There were shelves of wooden toys, plush animals, soft rugs, a rocking chair, sunlight, music. And in the center of it all, Lily sat stacking blocks, perfectly unharmed.
Beside her, kneeling on the floor in an immaculate suit, was Dominic Romano.
He looked up as Sophie entered.
Lily squealed and slapped a block against his knee.
Dominic placed one large hand against the baby’s back, gentle and protective in a way that did not match the danger in his face.
“Mine now,” he said quietly.
Sophie felt the words like a blow.
She crossed the room so fast the maid behind her gasped. “Touch my daughter again and I swear to God, I don’t care who you are.”

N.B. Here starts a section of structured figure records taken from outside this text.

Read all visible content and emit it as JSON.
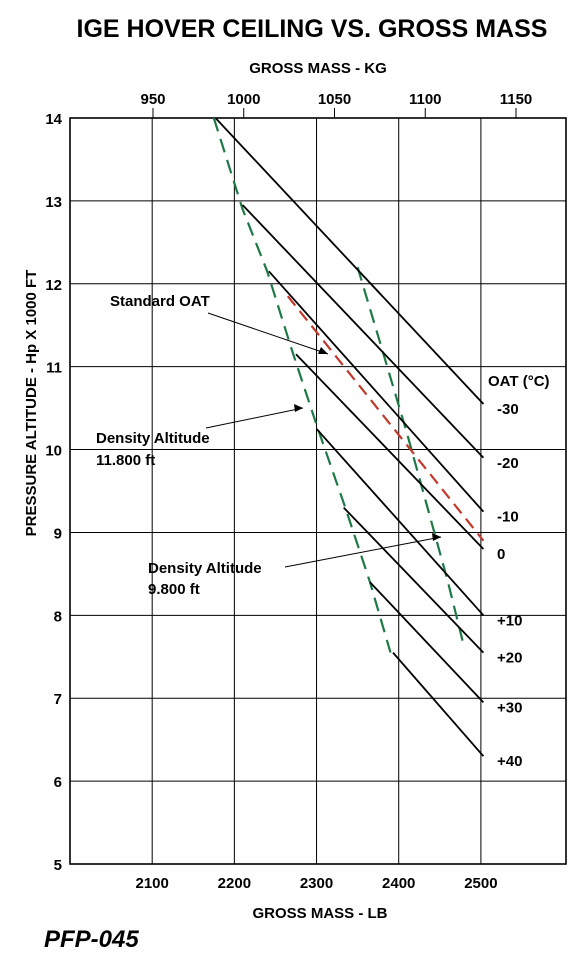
{
  "chart_data": {
    "type": "line",
    "title": "IGE HOVER CEILING VS. GROSS MASS",
    "xlabel": "GROSS MASS - LB",
    "x2label": "GROSS MASS - KG",
    "ylabel": "PRESSURE ALTITUDE - Hp X 1000 FT",
    "xlim": [
      2000,
      2600
    ],
    "ylim": [
      5,
      14
    ],
    "x_ticks": [
      "2100",
      "2200",
      "2300",
      "2400",
      "2500"
    ],
    "x_tick_values": [
      2100,
      2200,
      2300,
      2400,
      2500
    ],
    "x2_ticks": [
      "950",
      "1000",
      "1050",
      "1100",
      "1150"
    ],
    "x2_tick_values": [
      950,
      1000,
      1050,
      1100,
      1150
    ],
    "y_ticks": [
      "5",
      "6",
      "7",
      "8",
      "9",
      "10",
      "11",
      "12",
      "13",
      "14"
    ],
    "y_tick_values": [
      5,
      6,
      7,
      8,
      9,
      10,
      11,
      12,
      13,
      14
    ],
    "grid": true,
    "oat_legend_title": "OAT (°C)",
    "series": [
      {
        "name": "-30",
        "points": [
          [
            2177,
            14.0
          ],
          [
            2503,
            10.55
          ]
        ]
      },
      {
        "name": "-20",
        "points": [
          [
            2210,
            12.95
          ],
          [
            2503,
            9.9
          ]
        ]
      },
      {
        "name": "-10",
        "points": [
          [
            2242,
            12.15
          ],
          [
            2503,
            9.25
          ]
        ]
      },
      {
        "name": "0",
        "points": [
          [
            2275,
            11.15
          ],
          [
            2503,
            8.8
          ]
        ]
      },
      {
        "name": "+10",
        "points": [
          [
            2300,
            10.25
          ],
          [
            2503,
            8.0
          ]
        ]
      },
      {
        "name": "+20",
        "points": [
          [
            2333,
            9.3
          ],
          [
            2503,
            7.55
          ]
        ]
      },
      {
        "name": "+30",
        "points": [
          [
            2365,
            8.4
          ],
          [
            2503,
            6.95
          ]
        ]
      },
      {
        "name": "+40",
        "points": [
          [
            2393,
            7.55
          ],
          [
            2503,
            6.3
          ]
        ]
      }
    ],
    "standard_oat": {
      "label": "Standard OAT",
      "points": [
        [
          2265,
          11.85
        ],
        [
          2503,
          8.9
        ]
      ]
    },
    "density_altitude_lines": [
      {
        "label": "Density Altitude\n11.800 ft",
        "points": [
          [
            2175,
            14.0
          ],
          [
            2210,
            12.9
          ],
          [
            2240,
            12.15
          ],
          [
            2270,
            11.2
          ],
          [
            2300,
            10.3
          ],
          [
            2335,
            9.3
          ],
          [
            2365,
            8.4
          ],
          [
            2390,
            7.55
          ]
        ]
      },
      {
        "label": "Density Altitude\n9.800 ft",
        "points": [
          [
            2350,
            12.2
          ],
          [
            2380,
            11.2
          ],
          [
            2410,
            10.2
          ],
          [
            2435,
            9.3
          ],
          [
            2460,
            8.4
          ],
          [
            2480,
            7.6
          ]
        ]
      }
    ],
    "annotations": {
      "standard_oat_label": "Standard OAT",
      "density_upper_line1": "Density Altitude",
      "density_upper_line2": "11.800 ft",
      "density_lower_line1": "Density Altitude",
      "density_lower_line2": "9.800 ft"
    },
    "colors": {
      "oat_lines": "#000000",
      "standard_oat": "#c0392b",
      "density_altitude": "#1e7a45",
      "grid": "#000000"
    }
  },
  "figure_id": "PFP-045"
}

Dominic did not move away from Lily, but something flickered in his eyes. Respect, maybe. Or regret.
“You fainted,” he said.
“You changed my clothes.”
“My housekeeper did.”
“You took my baby.”
“I protected her.”
Sophie laughed once, sharp and broken. “From what? Me?”

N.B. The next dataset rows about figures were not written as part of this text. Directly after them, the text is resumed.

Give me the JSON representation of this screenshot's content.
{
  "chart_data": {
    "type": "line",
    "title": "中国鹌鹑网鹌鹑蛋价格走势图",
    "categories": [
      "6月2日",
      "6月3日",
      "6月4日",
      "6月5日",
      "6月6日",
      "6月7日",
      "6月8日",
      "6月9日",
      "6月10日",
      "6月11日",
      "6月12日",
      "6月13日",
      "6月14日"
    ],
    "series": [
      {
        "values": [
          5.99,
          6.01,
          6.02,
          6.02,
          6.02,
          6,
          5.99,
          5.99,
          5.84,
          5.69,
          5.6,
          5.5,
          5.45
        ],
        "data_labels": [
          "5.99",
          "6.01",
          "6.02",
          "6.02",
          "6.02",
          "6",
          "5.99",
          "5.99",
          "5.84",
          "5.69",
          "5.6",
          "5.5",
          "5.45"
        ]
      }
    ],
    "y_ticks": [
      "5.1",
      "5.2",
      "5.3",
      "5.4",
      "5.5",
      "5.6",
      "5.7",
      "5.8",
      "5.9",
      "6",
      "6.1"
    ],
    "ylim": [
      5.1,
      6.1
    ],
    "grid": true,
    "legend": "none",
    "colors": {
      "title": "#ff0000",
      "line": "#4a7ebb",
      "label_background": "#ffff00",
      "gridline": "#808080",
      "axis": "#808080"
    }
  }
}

“From the life closing in around you.”
The insult landed exactly where he meant it to. Poverty. Exhaustion. The eviction notice she had folded and hidden like shame.
“You don’t know anything about my life.”
“I know enough, Sophie Collins.”
Her name in his mouth sounded intimate, and that frightened her more than the security guards, more than the locked gates, more than the fact that he had Lily’s rabbit beside his knee.
“How do you know my name?”
Dominic rose slowly. He was taller than she expected up close, broad enough to block the sunlight. Yet he did not crowd her. He moved to a leather portfolio on a side table and opened it.
Photographs spilled across the polished wood.
Sophie saw her brother first.
Michael.
Younger. Alive. Grinning in desert fatigues with one arm slung around the shoulders of a man Sophie recognized only after her knees almost buckled.
Dominic Romano.
“My brother knew you?” she whispered.
“Knew me. Saved me. Trusted me.”
The room blurred. Sophie touched the edge of one photograph with trembling fingers. Michael had died overseas two years ago, leaving behind a folded flag, a box of medals, and too many unfinished promises.
Dominic’s voice lowered. “Before he died, Michael made me swear that if anything happened to him, I would look after you and Lily.”
Sophie looked from the photo to the man who had kidnapped her child and called it protection.
“My brother would never ask you to do this.”
“No,” Dominic said, and for the first time, the steel in his voice cracked. “He asked me to do better. I failed. Then I saw the eviction notice.”
Sophie went cold.
“How do you know about that?”
His silence answered before his mouth did.
She stepped back. “You had me watched.”
“I had you guarded.”
“You stalked me.”
“I kept distance until distance became dangerous.”
Rage rose hot enough to burn through fear. “You lured me here with a fake job. You put my baby in a room prepared for her. You let me sign papers I didn’t understand.”
“One of those papers gives me temporary guardianship authority in the event you were medically incapacitated on my property.”
“That’s not legal.”
“It is contestable,” he said, almost gently. “Not useless.”
Sophie stared at him, horrified.
Lily, oblivious, crawled toward her mother with a blue block in one hand. Sophie scooped her up and held her so tightly the baby squirmed.
Dominic watched them, and the strange ache in his expression unsettled her.
“You are not separating me from my daughter,” Sophie said.
“No.”
“Then open the gates.”
“Not yet.”
The words emptied the air from the room.
Sophie backed toward the doorway, Lily pressed against her chest. Two guards appeared in the hall, silent as shadows.
Dominic’s jaw tightened. “You can hate me, but listen before you run. Michael left more than photographs. He left a letter. A promise. A warning.”
“I don’t want your warnings.”
“You will,” he said, his voice low. “Because the men coming for me already know your name.”